Opinión

Es el fin del mundo

SEGURO QUE conocen, aunque no hayan estado allí, como me pasa a mí, la estatua de La Sirenita de Copenhague. Como no soy danés, no sé por qué la toman con ella, pero debe de ir por su vigésima cabeza. Su decapitación nocturna parece convertirse en un reclamo de prácticas para desequilibrados, faro de ecologistas radicales, imán de antisistemas, fin de trayecto para ultraderechistas, el colmo de los nihilistas, el símbolo a derrocar por los nostálgicos de la República, objetivo fácil para los que vuelven de tomarse unas copas o, me temo, una excusa para cualquiera.
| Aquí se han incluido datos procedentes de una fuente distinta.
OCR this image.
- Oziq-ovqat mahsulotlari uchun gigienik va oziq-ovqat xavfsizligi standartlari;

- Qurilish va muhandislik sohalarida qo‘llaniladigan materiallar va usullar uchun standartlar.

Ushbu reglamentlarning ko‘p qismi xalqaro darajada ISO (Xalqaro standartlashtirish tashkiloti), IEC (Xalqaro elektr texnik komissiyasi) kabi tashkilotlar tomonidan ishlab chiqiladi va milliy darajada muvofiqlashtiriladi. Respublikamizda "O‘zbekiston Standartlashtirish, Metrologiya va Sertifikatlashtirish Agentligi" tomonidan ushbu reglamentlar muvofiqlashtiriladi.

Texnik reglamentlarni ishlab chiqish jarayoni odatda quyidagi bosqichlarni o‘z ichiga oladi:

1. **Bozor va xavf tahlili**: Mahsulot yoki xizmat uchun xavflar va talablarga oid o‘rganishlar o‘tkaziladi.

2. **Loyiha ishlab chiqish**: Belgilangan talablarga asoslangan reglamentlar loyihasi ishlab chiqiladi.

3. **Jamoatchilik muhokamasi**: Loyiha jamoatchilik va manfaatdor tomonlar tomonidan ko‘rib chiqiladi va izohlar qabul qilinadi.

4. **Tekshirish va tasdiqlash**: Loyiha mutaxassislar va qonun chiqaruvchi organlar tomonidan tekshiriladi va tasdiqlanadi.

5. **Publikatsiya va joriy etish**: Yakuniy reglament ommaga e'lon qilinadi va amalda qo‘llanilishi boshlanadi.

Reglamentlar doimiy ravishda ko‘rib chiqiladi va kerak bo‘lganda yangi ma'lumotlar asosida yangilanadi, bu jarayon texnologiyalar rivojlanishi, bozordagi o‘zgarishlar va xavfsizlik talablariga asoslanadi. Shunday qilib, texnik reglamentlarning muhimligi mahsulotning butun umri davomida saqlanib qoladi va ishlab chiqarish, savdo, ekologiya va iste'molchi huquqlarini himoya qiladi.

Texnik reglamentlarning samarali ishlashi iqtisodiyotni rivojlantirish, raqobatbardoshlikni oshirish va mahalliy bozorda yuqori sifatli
De todos ellos no hay que desdeñar a este último grupo ni al primero, que mucho me temo están emparentados. Tal vez nuestra incomprensión ante la manía de segarle la cabeza a la estatua tenga su espejo en la suya cuando ven cómo nosotros nos quemamos vivos una y otra vez. La sirena sin la cabeza y nuestros bosques sin árboles son imágenes muy poderosas que sirven para cualquiera de esos grupos y, con seguridad, para muchos más. Pero insisto: los más peligrosos son los que lo hacen porque sí. Quedan por WhatsApp y queman 50 o 60 hectáreas. Aquel libro tenía razón: el mundo se acaba todos los días.